Carol Fisher-Linn
Whoever thought that making some wines could involve Wasps, Meteorites and Tomatoes?
With the anticipated wine and beer festival this weekend in Ellicottville, this writer thought it might be fun to discover unusual tidbits about wines, and the processes by which some of them are made. Fortunately for us, craft beers are ubiquitous since EBC came on the scene and we are so fortunate to be able to learn so much about the beer making process from our craft brewers. But wines can be so mysterious. And who doesn’t love a good glass of wine? It was one of our old national founders, Ben Franklin, who once said that wine is “constant proof that God loves us and loves to see us happy.”
Think about it. For consumption, wine was probably the safest and certainly the most beloved beverage throughout history. For centuries, the purity of drinking water was always questionable – wine was a safer bet. You find wine mentioned everywhere from Christian rituals (the real reason most young kids can’t wait to make their communion?) and pagan rituals consumed as a symbol of fertility, immortality, and divinity across the ancient Near East and Mediterranean. Today, wine is served in living rooms, patios, neighborhood mom and pop bars and in ritzy restaurants around the globe. How can something not be good when wine production dates back over 8,000 years and is still with us?
“How did it all start?”, you may wonder. Modern archeology still isn’t sure about the first cultivation of grapevines for wine use, but the theory goes that early human-like creatures climbed trees to pick sweet berries and likely collected them in a container. Without Tupperware or steel pots, they may have used pottery jars to hold their fruit. If the leftovers sat out and began fermenting, the sweet juices would eventually change character and taste, turning into a form of wine. According to this theory, Wikipedia tells us that things changed around 10,000–8000 BC with the transition from a nomadic to a sedentary style of living, which led to agriculture and wine domestication. This seemed to happen all over the globe from China, Egypt, Georgia (the Country), Iran, Greece, and Sicily with the earliest traces of constant production in Armenia. Dated to c. 4100 BC, the Armenian site contained a wine press, fermentation vats, jars, and cups. Numerous discoveries followed, and then, there is the biblical story in Genesis which mentions the production of wine by Noah after The Great Flood. (Hmmm, something about him getting soused and discovered unconscious on the floor by his sons. Egad!)

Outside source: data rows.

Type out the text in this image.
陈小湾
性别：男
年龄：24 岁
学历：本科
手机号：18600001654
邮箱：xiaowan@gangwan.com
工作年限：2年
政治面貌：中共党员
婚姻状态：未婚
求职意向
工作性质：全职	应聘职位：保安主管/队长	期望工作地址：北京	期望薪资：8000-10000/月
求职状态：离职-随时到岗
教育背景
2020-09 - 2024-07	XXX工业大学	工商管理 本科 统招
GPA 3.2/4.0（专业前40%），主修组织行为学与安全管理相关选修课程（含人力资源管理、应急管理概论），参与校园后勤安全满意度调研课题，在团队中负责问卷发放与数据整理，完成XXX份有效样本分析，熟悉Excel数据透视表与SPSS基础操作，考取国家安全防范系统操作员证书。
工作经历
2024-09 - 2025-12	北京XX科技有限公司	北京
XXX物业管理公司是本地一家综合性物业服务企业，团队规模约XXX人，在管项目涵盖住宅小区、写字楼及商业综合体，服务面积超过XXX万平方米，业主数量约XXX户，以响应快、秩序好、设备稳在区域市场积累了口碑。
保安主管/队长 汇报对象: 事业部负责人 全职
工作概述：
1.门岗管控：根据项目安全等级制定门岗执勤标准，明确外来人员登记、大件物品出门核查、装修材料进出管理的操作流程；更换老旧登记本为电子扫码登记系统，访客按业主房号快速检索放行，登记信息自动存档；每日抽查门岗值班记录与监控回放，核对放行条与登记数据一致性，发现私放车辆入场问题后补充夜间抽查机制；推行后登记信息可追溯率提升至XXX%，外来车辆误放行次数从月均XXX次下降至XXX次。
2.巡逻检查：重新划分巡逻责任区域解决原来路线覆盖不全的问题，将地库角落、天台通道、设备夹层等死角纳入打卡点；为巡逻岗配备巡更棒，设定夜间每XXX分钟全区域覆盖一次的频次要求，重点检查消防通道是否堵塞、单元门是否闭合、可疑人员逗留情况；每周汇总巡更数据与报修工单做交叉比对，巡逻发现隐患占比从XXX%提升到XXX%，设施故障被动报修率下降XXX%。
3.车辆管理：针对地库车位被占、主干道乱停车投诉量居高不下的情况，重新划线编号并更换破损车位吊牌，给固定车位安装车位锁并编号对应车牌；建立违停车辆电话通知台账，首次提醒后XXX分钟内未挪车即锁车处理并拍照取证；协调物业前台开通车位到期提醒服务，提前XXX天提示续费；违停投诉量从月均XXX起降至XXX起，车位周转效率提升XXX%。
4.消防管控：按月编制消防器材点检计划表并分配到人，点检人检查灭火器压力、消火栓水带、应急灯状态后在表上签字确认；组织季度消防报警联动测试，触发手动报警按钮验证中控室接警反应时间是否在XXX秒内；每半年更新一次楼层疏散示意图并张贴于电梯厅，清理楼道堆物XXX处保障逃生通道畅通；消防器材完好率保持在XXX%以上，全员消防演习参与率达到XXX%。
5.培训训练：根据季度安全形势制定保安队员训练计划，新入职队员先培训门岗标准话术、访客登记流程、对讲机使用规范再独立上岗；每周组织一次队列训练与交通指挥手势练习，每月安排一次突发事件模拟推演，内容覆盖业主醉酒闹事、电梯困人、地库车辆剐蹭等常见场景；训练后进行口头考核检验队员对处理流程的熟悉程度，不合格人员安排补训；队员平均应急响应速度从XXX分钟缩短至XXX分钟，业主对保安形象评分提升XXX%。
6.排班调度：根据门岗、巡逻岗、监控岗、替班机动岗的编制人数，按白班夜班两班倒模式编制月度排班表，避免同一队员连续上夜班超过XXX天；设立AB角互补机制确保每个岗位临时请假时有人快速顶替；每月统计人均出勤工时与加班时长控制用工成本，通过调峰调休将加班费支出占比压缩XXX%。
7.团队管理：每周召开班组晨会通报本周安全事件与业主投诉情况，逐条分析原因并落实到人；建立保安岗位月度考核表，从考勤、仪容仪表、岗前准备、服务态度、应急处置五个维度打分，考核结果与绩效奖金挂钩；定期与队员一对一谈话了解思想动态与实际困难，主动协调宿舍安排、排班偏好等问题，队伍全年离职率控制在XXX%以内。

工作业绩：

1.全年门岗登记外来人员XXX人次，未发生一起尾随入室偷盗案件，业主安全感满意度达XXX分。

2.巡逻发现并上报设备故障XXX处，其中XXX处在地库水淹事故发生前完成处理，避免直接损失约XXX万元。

So, wine making has a long and colorful history. It also has oddities in today’s world as discovered in a 2014 article – 10 strange stories about wine by Nolan Moore and Jamie Frater. Take wasps, for instance: they love grapes. In summer a fungus (a yeast key in making wine, beer, and bread) grows on the grapes. The starter for wine needs this fungus but it dies in winter. Enter wasps – wasps eat their fill in summer; they feed the mush to their larvae, passing the fungi to their babies. When they mature, they reintroduce the fungi to the vineyards and start the process all over. So, next time you see a wasp in a vineyard, leave it be.
Music affects our appreciation of wine: a researcher discovered that music truly impacts how you perceive wine. Listening to dominant, operatic music leads participants to describe their wine as “powerful and heavy,” while listening to light music, they rate the very same wine as “zingy and refreshing.” What’s your background music doing to the taste of your wine?
In 2012 someone slowly aged some wine with a 6000-year-old spacerock, giving the meteorite wine a purported livelier taste. Our Canadian (Quebec) friends offer a fermented tomato wine named Omerto (omerto.com), there are non-grape fruits and grains used for wines – like rice, and a few others, really too unrefined to mention. And then, of course, we always have the bootleg stuff still made somewhere in them thar hills and, if you have money to burn the average bottle of Romanee-Conti runs between $900 and $1000 (a case of vintage 1978 sold for $476,280 in 1993).
I’ll drink to that! Know why we clink glasses? Instead of drinking out of a single pass-around vessel as was done in days gone by, we clink our glasses, maybe even slosh a bit into each other’s glass proving we haven’t poisoned your wine, and to prove we are all part of the group. Salut!